Uncle Clayton is on the right, Bub is in the middle and I’m guard’n the left side. Frank and Jerry is stomp’n a big ol brushpile real good and up jumps a rabbit and heads lickidysplit between Bub and me. Bub cuts loose with his 410 shoot’n gun and misses the rabbit by a good five feet. My blood is runn’n high and I pull up the ol granddaddy’s goose gun and let er rip … ..! KABOOOOOOOMMMmmm … .! I never knew what hit me!
When I come to my senses … I was lay’n on the ground, flat on my back. My poor ears was ring’n and I figger’d I was deef for the rest of my life! My right hand was numb and tingl’n. I look’d at my hand and I had the butt of the shoot’n gun still in my hand, but that’s all I had. The 10 gauge’s barrel was behind me and split in two towards the work’n end, and it’s still smok’n! The wood forearm stock that I had been ahold’n in my left hand was lay’n between my legs. I start’d check’n things out and as far as I could tell I still had most of my importent body parts.

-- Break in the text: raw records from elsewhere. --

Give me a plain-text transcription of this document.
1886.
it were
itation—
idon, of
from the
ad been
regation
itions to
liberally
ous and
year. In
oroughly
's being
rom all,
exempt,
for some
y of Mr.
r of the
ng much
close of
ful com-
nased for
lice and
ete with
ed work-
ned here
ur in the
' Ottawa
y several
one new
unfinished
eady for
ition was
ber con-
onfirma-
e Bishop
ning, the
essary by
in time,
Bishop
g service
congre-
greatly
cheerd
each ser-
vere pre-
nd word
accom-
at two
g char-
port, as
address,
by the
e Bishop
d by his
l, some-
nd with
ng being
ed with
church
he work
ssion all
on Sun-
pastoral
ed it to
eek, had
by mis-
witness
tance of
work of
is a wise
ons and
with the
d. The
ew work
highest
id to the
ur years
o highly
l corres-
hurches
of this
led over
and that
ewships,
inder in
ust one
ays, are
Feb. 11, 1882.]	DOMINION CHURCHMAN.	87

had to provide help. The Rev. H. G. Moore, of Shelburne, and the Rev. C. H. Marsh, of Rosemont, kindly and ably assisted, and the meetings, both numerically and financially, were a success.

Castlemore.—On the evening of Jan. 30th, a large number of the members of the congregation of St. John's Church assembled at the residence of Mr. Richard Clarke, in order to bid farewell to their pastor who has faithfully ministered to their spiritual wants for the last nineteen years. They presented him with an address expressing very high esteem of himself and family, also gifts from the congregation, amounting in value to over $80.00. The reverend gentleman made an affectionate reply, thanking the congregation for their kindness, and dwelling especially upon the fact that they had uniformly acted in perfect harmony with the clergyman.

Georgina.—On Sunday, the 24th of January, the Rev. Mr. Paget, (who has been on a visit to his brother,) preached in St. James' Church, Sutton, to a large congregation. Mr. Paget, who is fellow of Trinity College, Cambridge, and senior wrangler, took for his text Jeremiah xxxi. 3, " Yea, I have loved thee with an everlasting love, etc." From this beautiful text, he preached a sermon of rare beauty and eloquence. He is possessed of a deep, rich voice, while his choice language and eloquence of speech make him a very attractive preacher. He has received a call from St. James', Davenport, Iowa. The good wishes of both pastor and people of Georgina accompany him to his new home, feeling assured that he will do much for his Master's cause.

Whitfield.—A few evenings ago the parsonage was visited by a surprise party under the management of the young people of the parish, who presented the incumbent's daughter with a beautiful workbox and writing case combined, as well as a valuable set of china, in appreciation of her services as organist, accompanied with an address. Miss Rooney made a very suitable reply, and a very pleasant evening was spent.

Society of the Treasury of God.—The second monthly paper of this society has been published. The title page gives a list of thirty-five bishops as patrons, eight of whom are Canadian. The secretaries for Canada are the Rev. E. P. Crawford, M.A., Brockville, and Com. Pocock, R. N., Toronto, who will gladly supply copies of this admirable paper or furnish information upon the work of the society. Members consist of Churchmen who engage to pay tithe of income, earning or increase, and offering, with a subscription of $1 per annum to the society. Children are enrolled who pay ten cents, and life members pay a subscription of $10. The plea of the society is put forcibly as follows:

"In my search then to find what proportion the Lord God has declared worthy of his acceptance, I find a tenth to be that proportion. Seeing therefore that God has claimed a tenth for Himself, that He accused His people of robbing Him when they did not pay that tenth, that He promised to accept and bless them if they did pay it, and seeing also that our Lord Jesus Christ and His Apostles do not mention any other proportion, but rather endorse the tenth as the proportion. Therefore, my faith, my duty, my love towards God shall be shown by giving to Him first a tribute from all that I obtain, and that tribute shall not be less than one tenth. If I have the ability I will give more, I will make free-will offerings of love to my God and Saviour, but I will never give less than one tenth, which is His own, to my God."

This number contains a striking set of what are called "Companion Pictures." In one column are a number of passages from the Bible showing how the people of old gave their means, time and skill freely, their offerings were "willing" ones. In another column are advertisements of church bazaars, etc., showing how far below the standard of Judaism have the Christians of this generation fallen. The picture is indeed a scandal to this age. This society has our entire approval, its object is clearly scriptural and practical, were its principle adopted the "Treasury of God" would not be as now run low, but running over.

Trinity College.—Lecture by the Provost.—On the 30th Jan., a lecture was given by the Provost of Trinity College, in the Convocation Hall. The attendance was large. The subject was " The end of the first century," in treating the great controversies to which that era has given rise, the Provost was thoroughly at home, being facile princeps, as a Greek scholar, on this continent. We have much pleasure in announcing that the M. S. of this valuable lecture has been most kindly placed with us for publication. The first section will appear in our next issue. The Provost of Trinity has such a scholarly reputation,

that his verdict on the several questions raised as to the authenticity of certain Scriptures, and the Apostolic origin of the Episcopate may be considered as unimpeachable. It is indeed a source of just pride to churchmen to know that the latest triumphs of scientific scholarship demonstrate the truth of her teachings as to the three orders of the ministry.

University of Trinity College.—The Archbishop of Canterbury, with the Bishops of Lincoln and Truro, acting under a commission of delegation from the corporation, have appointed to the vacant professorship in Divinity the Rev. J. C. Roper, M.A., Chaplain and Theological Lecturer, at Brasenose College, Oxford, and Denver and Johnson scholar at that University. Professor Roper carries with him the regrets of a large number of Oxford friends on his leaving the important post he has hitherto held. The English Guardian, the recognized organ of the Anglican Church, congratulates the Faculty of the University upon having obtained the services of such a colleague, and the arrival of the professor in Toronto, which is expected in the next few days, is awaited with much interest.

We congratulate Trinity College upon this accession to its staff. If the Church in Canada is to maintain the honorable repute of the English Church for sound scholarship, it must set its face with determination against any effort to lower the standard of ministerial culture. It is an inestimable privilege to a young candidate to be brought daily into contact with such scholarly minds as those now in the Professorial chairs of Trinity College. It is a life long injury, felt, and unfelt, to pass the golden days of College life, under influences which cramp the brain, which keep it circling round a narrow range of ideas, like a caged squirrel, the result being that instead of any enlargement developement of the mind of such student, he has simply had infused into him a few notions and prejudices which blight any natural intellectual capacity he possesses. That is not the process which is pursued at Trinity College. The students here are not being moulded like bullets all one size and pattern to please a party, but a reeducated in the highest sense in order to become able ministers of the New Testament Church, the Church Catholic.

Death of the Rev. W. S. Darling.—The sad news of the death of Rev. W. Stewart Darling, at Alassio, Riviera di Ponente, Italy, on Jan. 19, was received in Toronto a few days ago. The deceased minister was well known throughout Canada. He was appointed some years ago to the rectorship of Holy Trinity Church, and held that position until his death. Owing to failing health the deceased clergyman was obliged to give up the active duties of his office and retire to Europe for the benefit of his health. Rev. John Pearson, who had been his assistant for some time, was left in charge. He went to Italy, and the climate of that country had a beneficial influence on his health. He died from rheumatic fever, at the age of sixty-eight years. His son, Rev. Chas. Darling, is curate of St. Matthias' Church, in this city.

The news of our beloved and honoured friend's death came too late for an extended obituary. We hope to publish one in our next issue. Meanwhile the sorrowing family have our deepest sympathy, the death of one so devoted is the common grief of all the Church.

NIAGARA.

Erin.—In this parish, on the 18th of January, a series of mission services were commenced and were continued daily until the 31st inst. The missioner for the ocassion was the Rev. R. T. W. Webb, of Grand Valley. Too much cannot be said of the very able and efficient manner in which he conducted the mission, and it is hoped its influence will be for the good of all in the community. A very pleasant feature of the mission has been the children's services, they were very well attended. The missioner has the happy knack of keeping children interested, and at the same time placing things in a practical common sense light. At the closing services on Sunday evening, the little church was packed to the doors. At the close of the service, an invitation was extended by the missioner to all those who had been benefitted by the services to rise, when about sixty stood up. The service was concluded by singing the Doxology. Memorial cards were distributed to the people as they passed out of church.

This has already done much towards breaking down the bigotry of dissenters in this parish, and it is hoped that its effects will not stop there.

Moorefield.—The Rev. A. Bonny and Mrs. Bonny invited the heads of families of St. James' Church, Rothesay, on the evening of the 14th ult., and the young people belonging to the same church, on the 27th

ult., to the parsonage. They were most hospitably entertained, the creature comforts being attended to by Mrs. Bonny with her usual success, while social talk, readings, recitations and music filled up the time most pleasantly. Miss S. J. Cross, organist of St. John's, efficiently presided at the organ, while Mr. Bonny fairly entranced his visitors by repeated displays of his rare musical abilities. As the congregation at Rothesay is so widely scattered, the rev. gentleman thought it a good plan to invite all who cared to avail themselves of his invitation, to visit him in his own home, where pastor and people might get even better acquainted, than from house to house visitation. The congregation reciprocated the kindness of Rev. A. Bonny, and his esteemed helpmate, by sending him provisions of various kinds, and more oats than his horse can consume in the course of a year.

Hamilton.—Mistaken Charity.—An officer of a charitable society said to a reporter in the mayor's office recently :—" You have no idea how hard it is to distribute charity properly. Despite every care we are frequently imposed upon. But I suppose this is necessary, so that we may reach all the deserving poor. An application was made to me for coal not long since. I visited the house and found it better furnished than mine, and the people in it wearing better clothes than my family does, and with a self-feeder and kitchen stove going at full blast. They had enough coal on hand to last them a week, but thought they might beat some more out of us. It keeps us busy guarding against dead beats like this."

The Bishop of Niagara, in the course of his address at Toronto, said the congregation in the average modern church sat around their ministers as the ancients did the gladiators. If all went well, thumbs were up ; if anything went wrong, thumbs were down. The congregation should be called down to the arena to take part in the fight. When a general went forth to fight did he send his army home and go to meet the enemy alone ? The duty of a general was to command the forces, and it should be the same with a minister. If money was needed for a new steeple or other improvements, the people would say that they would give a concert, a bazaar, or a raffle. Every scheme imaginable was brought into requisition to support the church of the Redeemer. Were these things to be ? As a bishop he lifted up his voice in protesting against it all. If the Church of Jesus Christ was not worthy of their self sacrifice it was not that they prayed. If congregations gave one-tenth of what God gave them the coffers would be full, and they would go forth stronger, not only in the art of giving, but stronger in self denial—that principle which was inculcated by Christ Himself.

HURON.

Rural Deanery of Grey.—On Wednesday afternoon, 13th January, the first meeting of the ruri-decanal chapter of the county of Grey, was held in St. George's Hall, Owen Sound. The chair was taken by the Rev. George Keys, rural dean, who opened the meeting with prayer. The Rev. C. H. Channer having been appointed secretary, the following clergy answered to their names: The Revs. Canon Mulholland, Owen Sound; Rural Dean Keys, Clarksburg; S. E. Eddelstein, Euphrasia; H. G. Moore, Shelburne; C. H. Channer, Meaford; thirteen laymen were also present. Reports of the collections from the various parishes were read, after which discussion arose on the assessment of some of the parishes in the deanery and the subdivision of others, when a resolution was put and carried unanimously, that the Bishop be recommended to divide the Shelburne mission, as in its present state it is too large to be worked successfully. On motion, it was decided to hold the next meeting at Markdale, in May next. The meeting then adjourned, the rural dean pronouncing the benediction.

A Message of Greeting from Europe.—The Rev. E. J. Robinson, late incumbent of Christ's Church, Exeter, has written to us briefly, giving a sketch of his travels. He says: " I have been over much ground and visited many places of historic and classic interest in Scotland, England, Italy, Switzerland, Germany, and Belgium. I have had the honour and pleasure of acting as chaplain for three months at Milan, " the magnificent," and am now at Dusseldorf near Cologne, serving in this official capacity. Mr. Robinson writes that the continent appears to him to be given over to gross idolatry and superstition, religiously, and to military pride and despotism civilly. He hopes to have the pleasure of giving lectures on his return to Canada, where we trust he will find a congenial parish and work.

Finally I start’d hear’n agin, and it was Uncle Clayton, … laugh’n! He was hold’n his sides and tears was runn’n down his face. Bub was heehaw’n too. Some folks I know would have been mad at em, … I was just happy ta still be among the liv’n! Uncle Clayton finally up and says, “Durn boy … , that ol gun prob’ly ain’t been fired in more than fifty years … ! I didn’t even think it would fire!” Well I’m here ta tell ya it fired! I don’t really remember what happen’d to the poor rabbit. I just don’t remember too much after I pull’d the trigger on that goose gun!
I pick’d up the pieces of the 10 gauge and carried it back to Uncle Clayton’s house. Later on I heard Bub say that Uncle Clayton had cut off the split end of the barrel and had manag’d ta put his ol granddaddy’s gun back together with some bal’n wire. I never seen the gun agin. It was prob’ly hid in a special place, just wait’n for the day that Uncle Clayton could loan it ta some unsuspect’n soul. Bub never did say if some other fool was stupid enough ta pull the trigger on ol granddaddy’s gun.
Bub died a few years ago and Uncle Clayton had long ago went on to his reward. I was over visit’n with a good friend the other day, … and hang’n on the wall was an ol shotgun. I asked Mr. Horner about the gun and he says, “That’s my daddys ol double barrel’d 12 gauge, it’s kinda old, … I wouldn’t want to shoot it!” Now Mr Robert Horner my friend is over ninety years young, … so’s that ol shotgun must be at least a hundred and fifty years old. Cold chills ran down my back and I start’d sweat’n real good. And somewhere off in the distance I thought I heard Uncle Clayton laugh’n!!! “Durn boy!”